Springbok : Le Springbok (Antidorcas marsupialis) est une antilope sauteuse d’Afrique méridionale dont le nom afrikaans signifie : ‘spring’ (sauteur, qui saute) et ‘bok’ (bouc) ; ou euchore, gazelle à poche dorsale de par son aptitude à exécuter de grands bonds, notamment lorsqu’il est poursuivi par un prédateur. Il peut également sauter verticalement, presque sur place, sans raison apparente, entraînant ses congénères à faire de même. Ce comportement n’a pas encore trouvé une explication plausible.
Antidorcas marsupialis constitue la seule espèce du genre Antidorcas.
Tout un symbole en Afrique du Sud, il est aussi l’animal fétiche de l’équipe nationale de rugby.
L’animal est également présent en Namibie, au Botswana et en Angola.
Statut – conservation : Aujourd’hui, le springbok est l’antilope ou la gazelle la plus abondante, grâce aux nombreux parcs nationaux et réserves sud-africaines. D’après la liste rouge de l’UICN, sa population est en augmentation en 2010, elle est estimée à 2,500,000 individus, en 1989 sa population était déjà remontée à 600.000 individus, c’est dire que sa population n’a fait qu’augmenter au cours des 20 dernières années.
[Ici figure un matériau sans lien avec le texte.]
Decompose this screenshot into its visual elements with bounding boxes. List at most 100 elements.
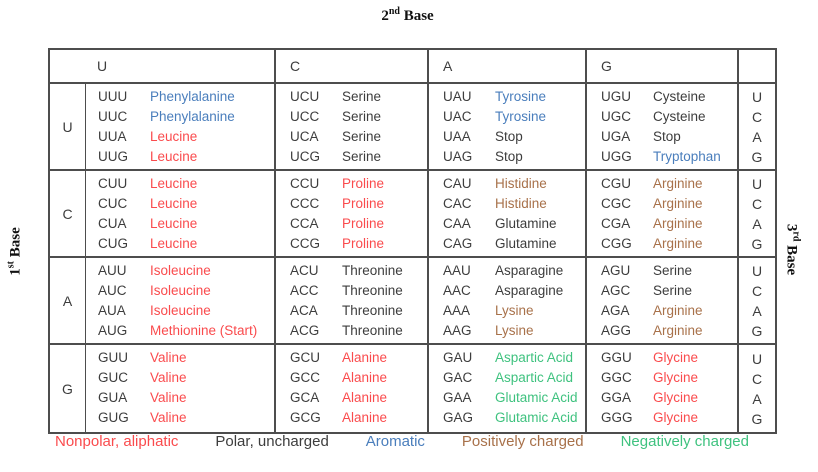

Autrefois, au cours du XVIIIe siècle, ils formaient d’immenses troupeaux de plusieurs millions d’individus (10 m) dans les savanes et les semi-déserts d’Afrique du Sud et du Sud-Ouest, ils avaient l’habitude d’être très répandus, en formant certains des plus grands troupeaux de mammifères jamais observés, mais ils ont failli disparaître au XIXe siècle à cause de la chasse massive par les Européens. Aujourd’hui, l’espèce n’est plus menacée et a retrouvé sa distribution géographique originelle. Toutefois, le springbok continue d’être chassé par l’homme pour la qualité de sa viande, sa  et son trophée (cornes), mais sa chasse est toutefois contrôlée. Ces animaux sont aussi recherchés par les fermiers, car ils sont peu couteux au niveau de l’entretien, faciles à trouver, robustes (peuvent vivre sur des terres arides) et fournissant une viande de qualité (mais sans graisses) qui se vend toujours bien. Les sud-Africains, admirent cet animal pour sa beauté, sa sportivité et sa population croissante qui a su remonter au cours du XXe siècle et XXIe siècle. Sa population initiale était de 10 millions d’individus.